미니 배치 단위로 평균과 분산을 구함.
평균과 분산을 구해 normalize 시킴.
gamma를 더하고 beta를 곱해 scale 과 shift를 시킴.

*gamma와 beta는 trainable 한 파라미터로 backprob이 가능.

학습

training 시 mini batch 단위에서 구한 평균과 분산을 이용해 normalize.
mini batch 단위에서 구한 average와 variance를 저장.
moving average 방식

테스트

Test 시 train할때 구했던 평균과 분산의 평균을 이용해 normalize.
추가적으로 연산 시 m/(m-1)를 곱해주게 되는데, 이것은 학습 전체 데이터에 대한 분산이 아니라 mini batch 분산을 통해 전체 분산을 추정하기 때문에 통계학적으로 보정을 위해 베셀의 보정값을 곱해준다고 한다..

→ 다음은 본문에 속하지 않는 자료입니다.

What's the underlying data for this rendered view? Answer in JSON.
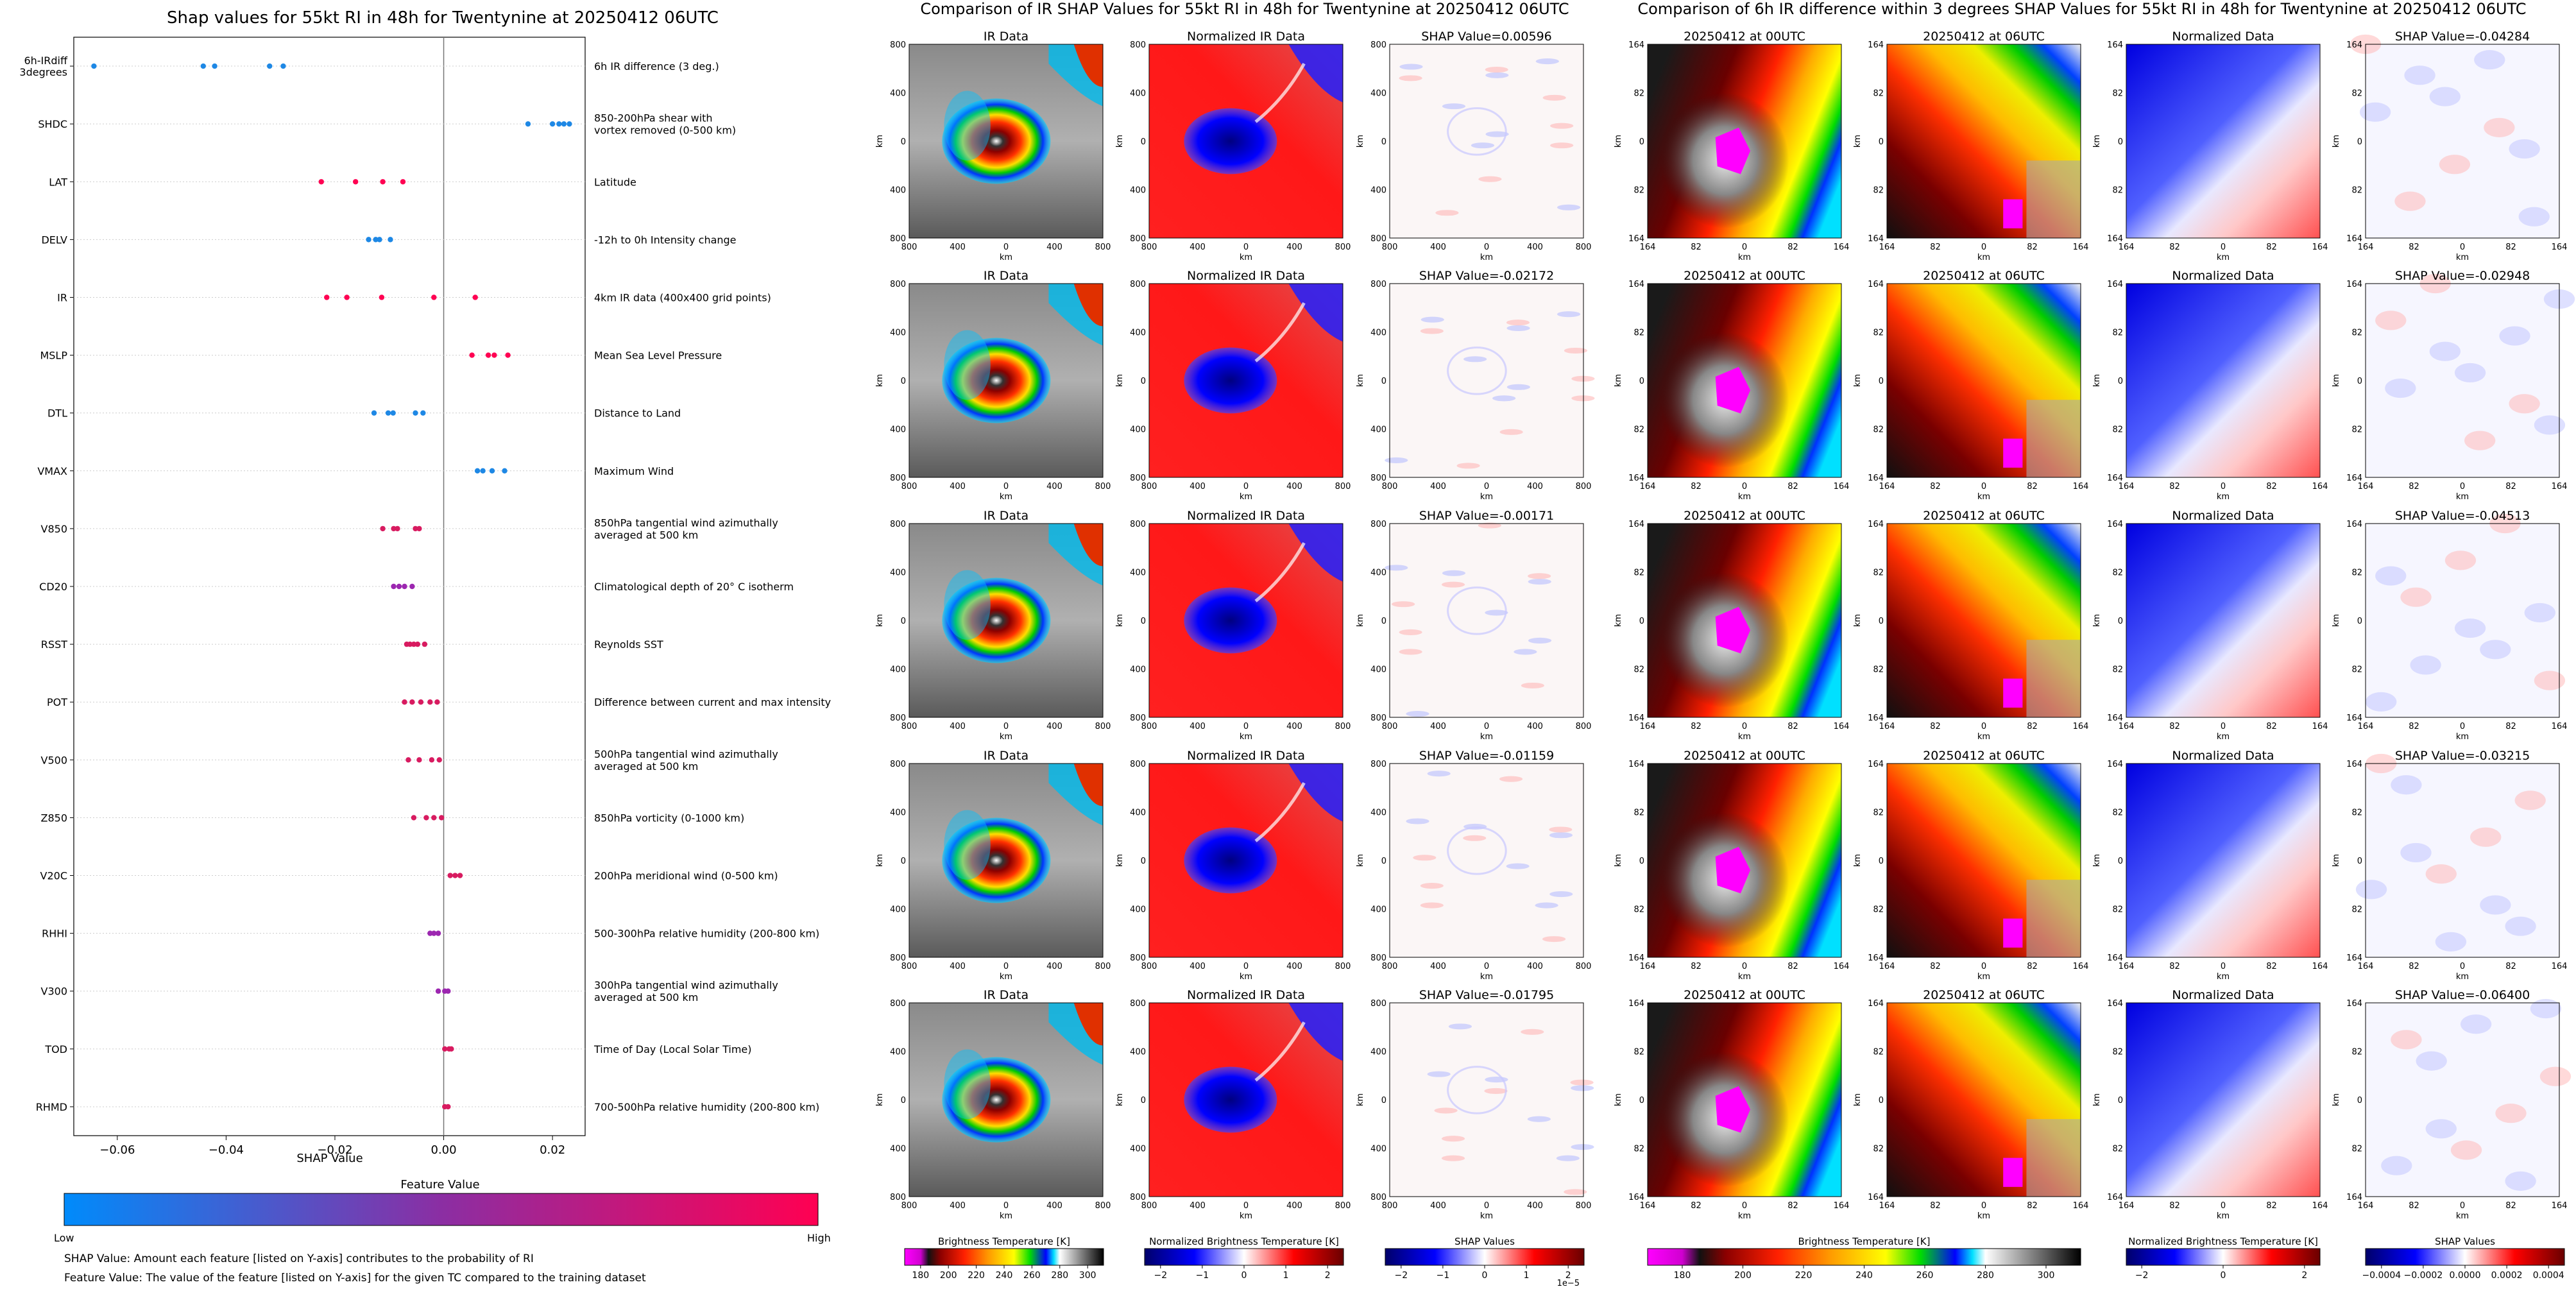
{
  "beeswarm": {
    "title": "Shap values for 55kt RI in 48h for Twentynine at 20250412 06UTC",
    "xlabel": "SHAP Value",
    "colorbar_title": "Feature Value",
    "colorbar_low": "Low",
    "colorbar_high": "High",
    "note1": "SHAP Value: Amount each feature [listed on Y-axis] contributes to the probability of RI",
    "note2": "Feature Value: The value of the feature [listed on Y-axis] for the given TC compared to the training dataset"
  },
  "panel2": {
    "title": "Comparison of IR SHAP Values for 55kt RI in 48h for Twentynine at 20250412 06UTC",
    "col_titles": [
      "IR Data",
      "Normalized IR Data"
    ],
    "shap_titles": [
      "SHAP Value=0.00596",
      "SHAP Value=-0.02172",
      "SHAP Value=-0.00171",
      "SHAP Value=-0.01159",
      "SHAP Value=-0.01795"
    ],
    "axis_label": "km",
    "ticks": [
      "800",
      "400",
      "0",
      "400",
      "800"
    ],
    "cb1_label": "Brightness Temperature [K]",
    "cb1_ticks": [
      "180",
      "200",
      "220",
      "240",
      "260",
      "280",
      "300"
    ],
    "cb2_label": "Normalized Brightness Temperature [K]",
    "cb2_ticks": [
      "−2",
      "−1",
      "0",
      "1",
      "2"
    ],
    "cb3_label": "SHAP Values",
    "cb3_ticks": [
      "−2",
      "−1",
      "0",
      "1",
      "2"
    ],
    "cb3_exp": "1e−5"
  },
  "panel3": {
    "title": "Comparison of 6h IR difference within 3 degrees SHAP Values for 55kt RI in 48h for Twentynine at 20250412 06UTC",
    "col_titles": [
      "20250412 at 00UTC",
      "20250412 at 06UTC",
      "Normalized Data"
    ],
    "shap_titles": [
      "SHAP Value=-0.04284",
      "SHAP Value=-0.02948",
      "SHAP Value=-0.04513",
      "SHAP Value=-0.03215",
      "SHAP Value=-0.06400"
    ],
    "axis_label": "km",
    "ticks": [
      "164",
      "82",
      "0",
      "82",
      "164"
    ],
    "cb1_label": "Brightness Temperature [K]",
    "cb1_ticks": [
      "180",
      "200",
      "220",
      "240",
      "260",
      "280",
      "300"
    ],
    "cb2_label": "Normalized Brightness Temperature [K]",
    "cb2_ticks": [
      "−2",
      "0",
      "2"
    ],
    "cb3_label": "SHAP Values",
    "cb3_ticks": [
      "−0.0004",
      "−0.0002",
      "0.0000",
      "0.0002",
      "0.0004"
    ]
  },
  "chart_data": [
    {
      "type": "scatter",
      "title": "Shap values for 55kt RI in 48h for Twentynine at 20250412 06UTC",
      "xlabel": "SHAP Value",
      "xlim": [
        -0.068,
        0.026
      ],
      "xticks": [
        "−0.06",
        "−0.04",
        "−0.02",
        "0.00",
        "0.02"
      ],
      "colors": {
        "low": "#1e88e5",
        "mid": "#9c27b0",
        "high": "#ff0052"
      },
      "features": [
        {
          "name": "6h-IRdiff\n3degrees",
          "desc": "6h IR difference (3 deg.)",
          "color": "#1e88e5",
          "values": [
            -0.0643,
            -0.0442,
            -0.0421,
            -0.032,
            -0.0295
          ]
        },
        {
          "name": "SHDC",
          "desc": "850-200hPa shear with\nvortex removed (0-500 km)",
          "color": "#1e88e5",
          "values": [
            0.0155,
            0.02,
            0.0212,
            0.0221,
            0.0231
          ]
        },
        {
          "name": "LAT",
          "desc": "Latitude",
          "color": "#ff0052",
          "values": [
            -0.0225,
            -0.0162,
            -0.0112,
            -0.0075
          ]
        },
        {
          "name": "DELV",
          "desc": "-12h to 0h Intensity change",
          "color": "#1e88e5",
          "values": [
            -0.0138,
            -0.0125,
            -0.0118,
            -0.0098
          ]
        },
        {
          "name": "IR",
          "desc": "4km IR data (400x400 grid points)",
          "color": "#ff0052",
          "values": [
            -0.0215,
            -0.0178,
            -0.0114,
            -0.0018,
            0.0058
          ]
        },
        {
          "name": "MSLP",
          "desc": "Mean Sea Level Pressure",
          "color": "#ff0052",
          "values": [
            0.0052,
            0.0082,
            0.0093,
            0.0118
          ]
        },
        {
          "name": "DTL",
          "desc": "Distance to Land",
          "color": "#1e88e5",
          "values": [
            -0.0128,
            -0.0102,
            -0.0093,
            -0.0052,
            -0.0038
          ]
        },
        {
          "name": "VMAX",
          "desc": "Maximum Wind",
          "color": "#1e88e5",
          "values": [
            0.0062,
            0.0072,
            0.0089,
            0.0112
          ]
        },
        {
          "name": "V850",
          "desc": "850hPa tangential wind azimuthally\naveraged at 500 km",
          "color": "#d81b60",
          "values": [
            -0.0112,
            -0.0092,
            -0.0085,
            -0.0052,
            -0.0045
          ]
        },
        {
          "name": "CD20",
          "desc": "Climatological depth of 20° C isotherm",
          "color": "#9c27b0",
          "values": [
            -0.0092,
            -0.0082,
            -0.0072,
            -0.0058
          ]
        },
        {
          "name": "RSST",
          "desc": "Reynolds SST",
          "color": "#d81b60",
          "values": [
            -0.0068,
            -0.0062,
            -0.0055,
            -0.0048,
            -0.0035
          ]
        },
        {
          "name": "POT",
          "desc": "Difference between current and max intensity",
          "color": "#d81b60",
          "values": [
            -0.0072,
            -0.0058,
            -0.0042,
            -0.0025,
            -0.0012
          ]
        },
        {
          "name": "V500",
          "desc": "500hPa tangential wind azimuthally\naveraged at 500 km",
          "color": "#d81b60",
          "values": [
            -0.0065,
            -0.0045,
            -0.0022,
            -0.0008
          ]
        },
        {
          "name": "Z850",
          "desc": "850hPa vorticity (0-1000 km)",
          "color": "#d81b60",
          "values": [
            -0.0055,
            -0.0032,
            -0.0018,
            -0.0004
          ]
        },
        {
          "name": "V20C",
          "desc": "200hPa meridional wind (0-500 km)",
          "color": "#d81b60",
          "values": [
            0.0012,
            0.0021,
            0.003
          ]
        },
        {
          "name": "RHHI",
          "desc": "500-300hPa relative humidity (200-800 km)",
          "color": "#9c27b0",
          "values": [
            -0.0025,
            -0.0018,
            -0.001
          ]
        },
        {
          "name": "V300",
          "desc": "300hPa tangential wind azimuthally\naveraged at 500 km",
          "color": "#9c27b0",
          "values": [
            -0.001,
            0.0002,
            0.0008
          ]
        },
        {
          "name": "TOD",
          "desc": "Time of Day (Local Solar Time)",
          "color": "#d81b60",
          "values": [
            0.0002,
            0.001,
            0.0014
          ]
        },
        {
          "name": "RHMD",
          "desc": "700-500hPa relative humidity (200-800 km)",
          "color": "#d81b60",
          "values": [
            0.0002,
            0.0008
          ]
        }
      ]
    }
  ]
}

-> 베셀 보정 : 수학적으로 표본분산의 기댓값이 모분산과 일치하도록 하기위한 설정.

-> 모분산을 추정할때 그냥 m으로 나누게 되면 모분산 보다 항상 작은 값이 추정되는 현상이 발생한다. 이 현상을 제거하기 위해 m 대신 m-1로 나눠줌.

Convolution에서의 Batch Norm

Convolution에서는 activation function 전에 batch norm을 사용한다. 기본적인 형태는 Wx+b 형태로 들어가게 되는데 batch norm에서의 beta 역할이 Wx+b 에서의 b의 역할을 대체하기 때문에 이를 없애준다.

Tensorflow Code 작성시 주의.

tf.layers.batch_normalization(training=) 의 parameter 로 training이 들어감. -> train 시 True, test와 validation 시 False로 설정해 주어야함. 하지만 이렇게 셋팅 후 모델을 돌려보면 test와 vali 에서 값이 이상하게 나오게 된다. 이는 batch norm의 train 연산시 계산되는 평균과 분산을 업데이트 시켜줘야 하는데 이를 자동으로 해주지 못함. 즉 수동으로 업데이트 시켜야함!!

# placeholder 지정

batch_prob = tf.placeholder(tf.bool)

tf.layers.batch_normalization(training=batch_prob)

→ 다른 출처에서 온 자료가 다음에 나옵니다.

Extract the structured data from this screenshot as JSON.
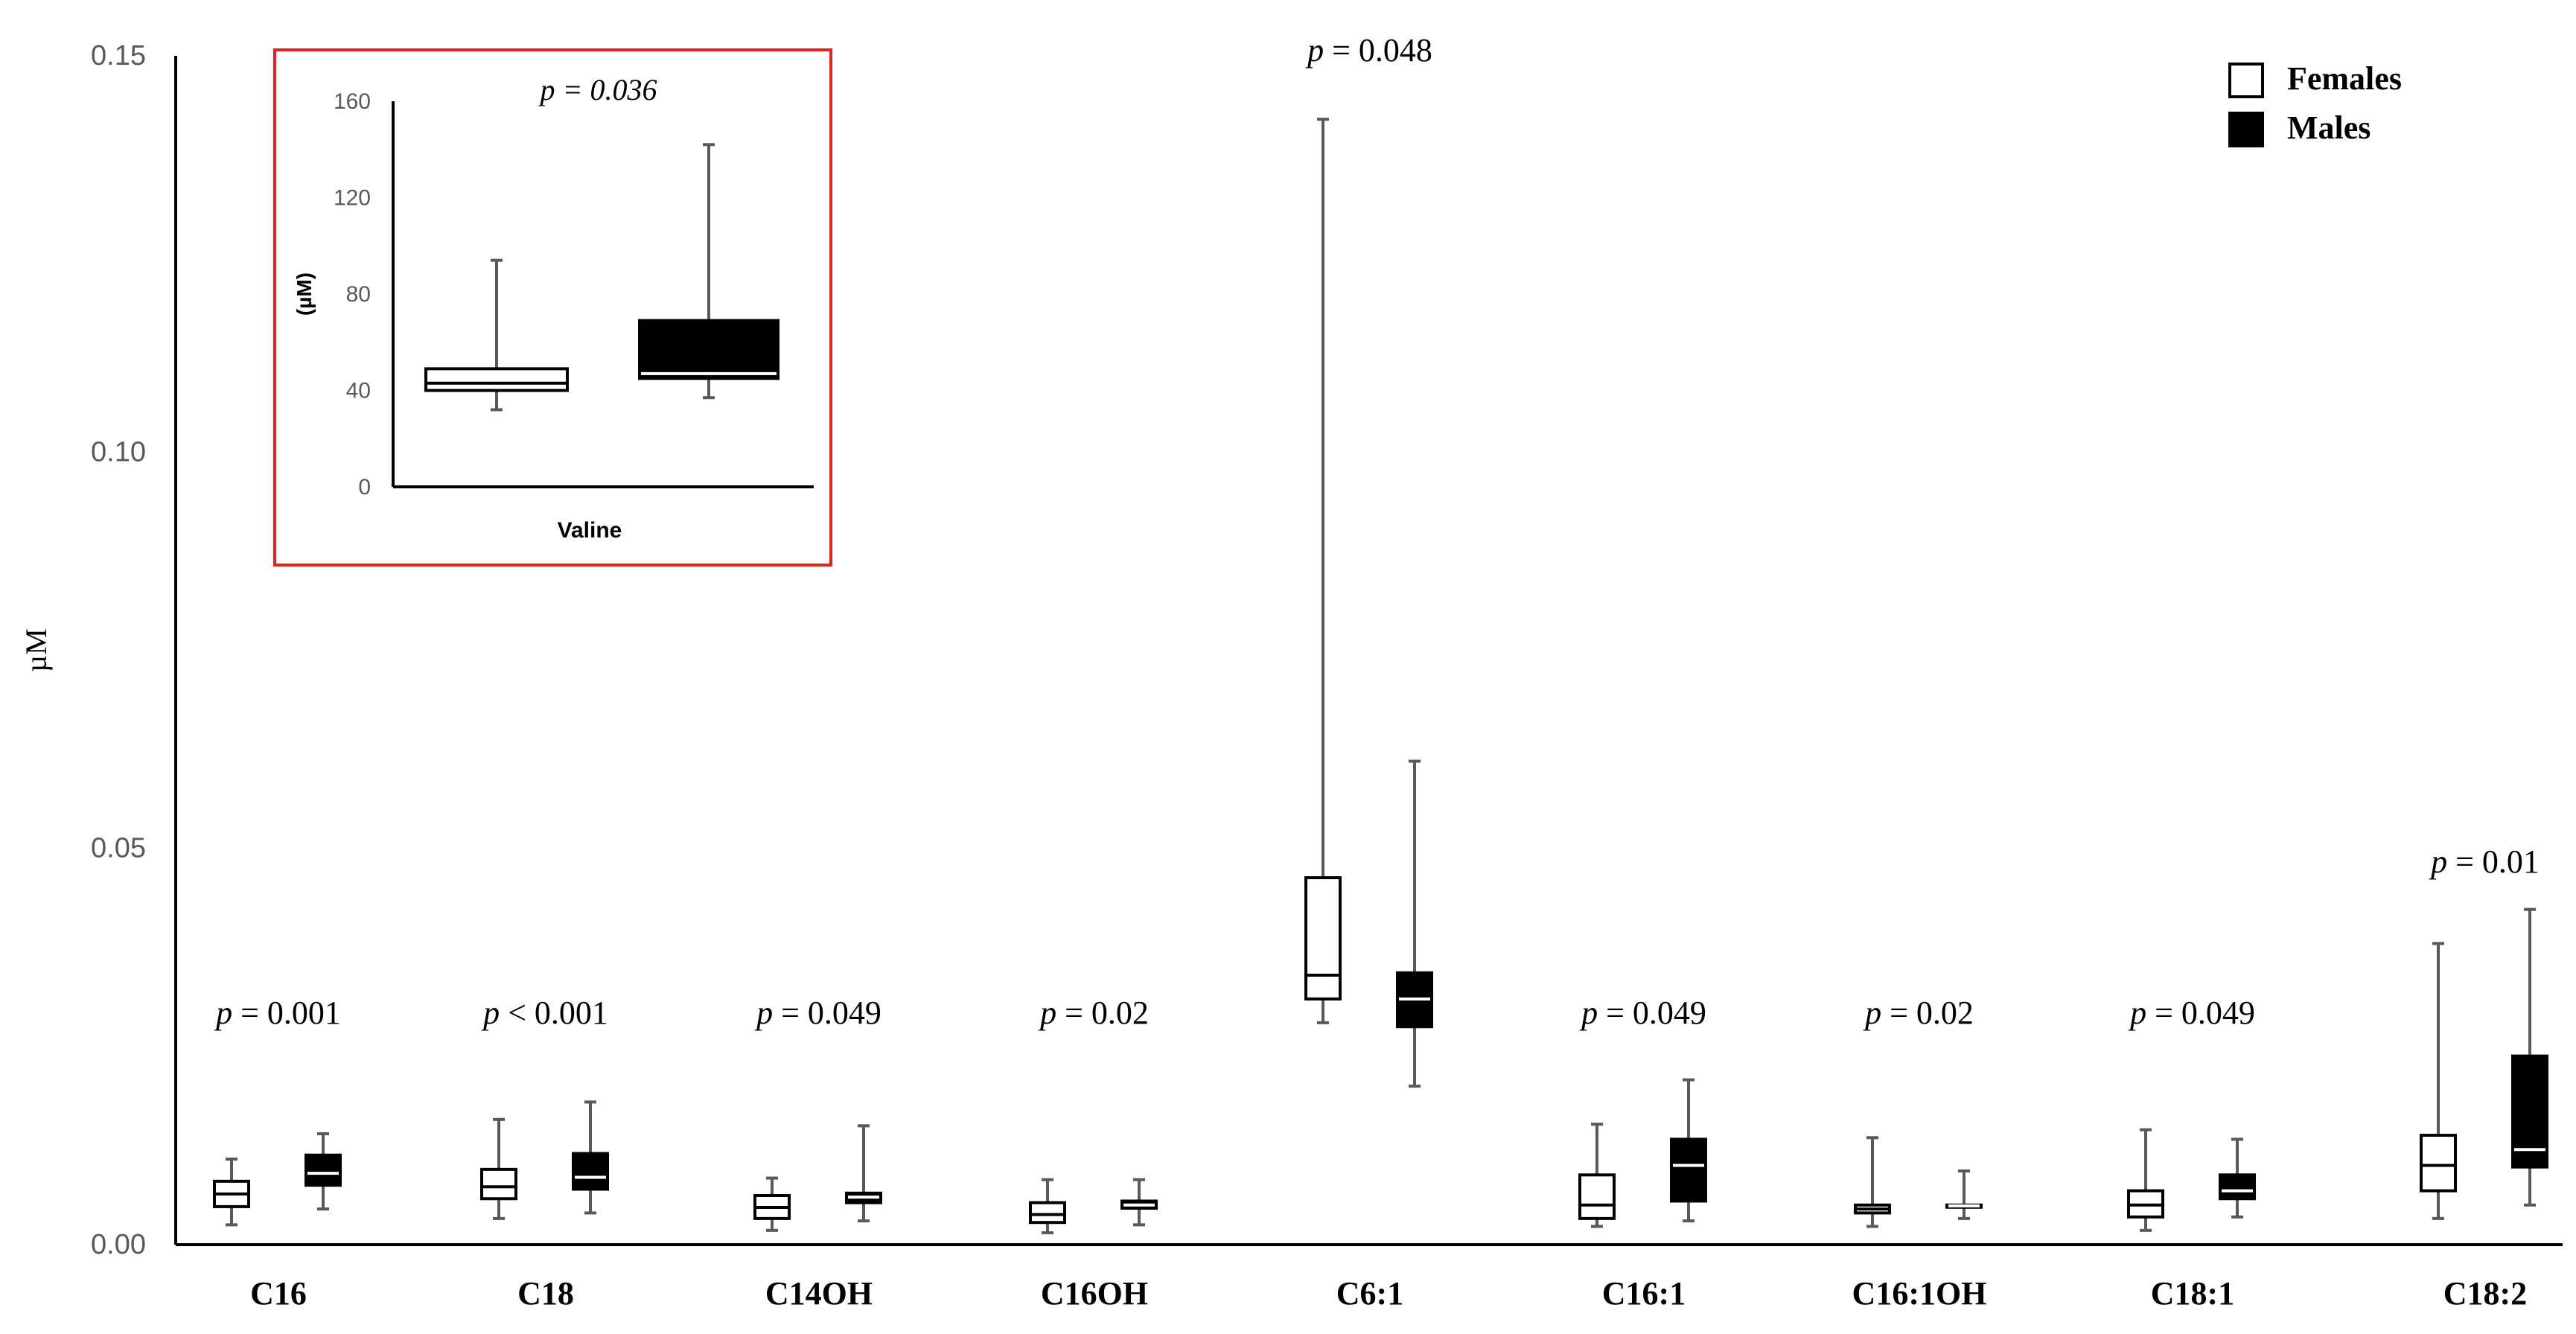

update_ops = tf.get_collection(tf.GraphKeys.UPDATE_OPS)

with tf.control_dependencies(update_ops):

optimizer = tf.train.AdamOptimizer(learning_rate=learning_rate).minimize(cost)

#또한 feed_dict에 update_ops 연산에 필요한 placeholder도 feed_dict에 넣어주자.

feed_dict = {X: batch[0], Y: batch[1], batch_prob: True}

MNIST Code

import mnist_function
import tensorflow as tf
import pandas as pd
import numpy as np

# set  data count
count = [400, 4000, 4000, 4000, 4000, 4000, 4000, 4000, 4000, 4000]
# load data set
train_x, train_y, test_x, test_y , vali_x, vali_y = mnist_function.data_set(count)
print('train        test         vali')
print(len(train_x),len(test_x),len(vali_x))

#train data shuffle
train_x, train_y = mnist_function.data_shuffle(train_x, train_y)
# set parameters
batch_size = 32
learning_rate = 0.001
training_epochs = 5

# Network Model.
tf.set_random_seed(777)

#keep_prob = tf.placeholder(tf.float32)
batch_prob = tf.placeholder(tf.bool)

X = tf.placeholder(tf.float32, [None, 784])
X_img = tf.reshape(X, [-1, 28, 28, 1])
Y = tf.placeholder(tf.float32, [None, 10])

W1 = tf.Variable(tf.random_normal([3, 3, 1, 32], stddev=0.01))
L1 = tf.nn.conv2d(X_img, W1, strides=[1, 1, 1, 1], padding='SAME')
L1 = tf.layers.batch_normalization(L1, center=True, scale=True, training=batch_prob)
L1 = tf.nn.relu(L1)
L1 = tf.nn.max_pool(L1, ksize=[1, 2, 2, 1], strides=[1, 2, 2, 1], padding='SAME')

W2 = tf.Variable(tf.random_normal([3, 3, 32, 64], stddev=0.01))
L2 = tf.nn.conv2d(L1, W2, strides=[1, 1, 1, 1], padding='SAME')
L2 = tf.layers.batch_normalization(L2, center=True, scale=True, training=batch_prob)
L2 = tf.nn.relu(L2)
L2 = tf.nn.max_pool(L2, ksize=[1, 2, 2, 1], strides=[1, 2, 2, 1], padding='SAME')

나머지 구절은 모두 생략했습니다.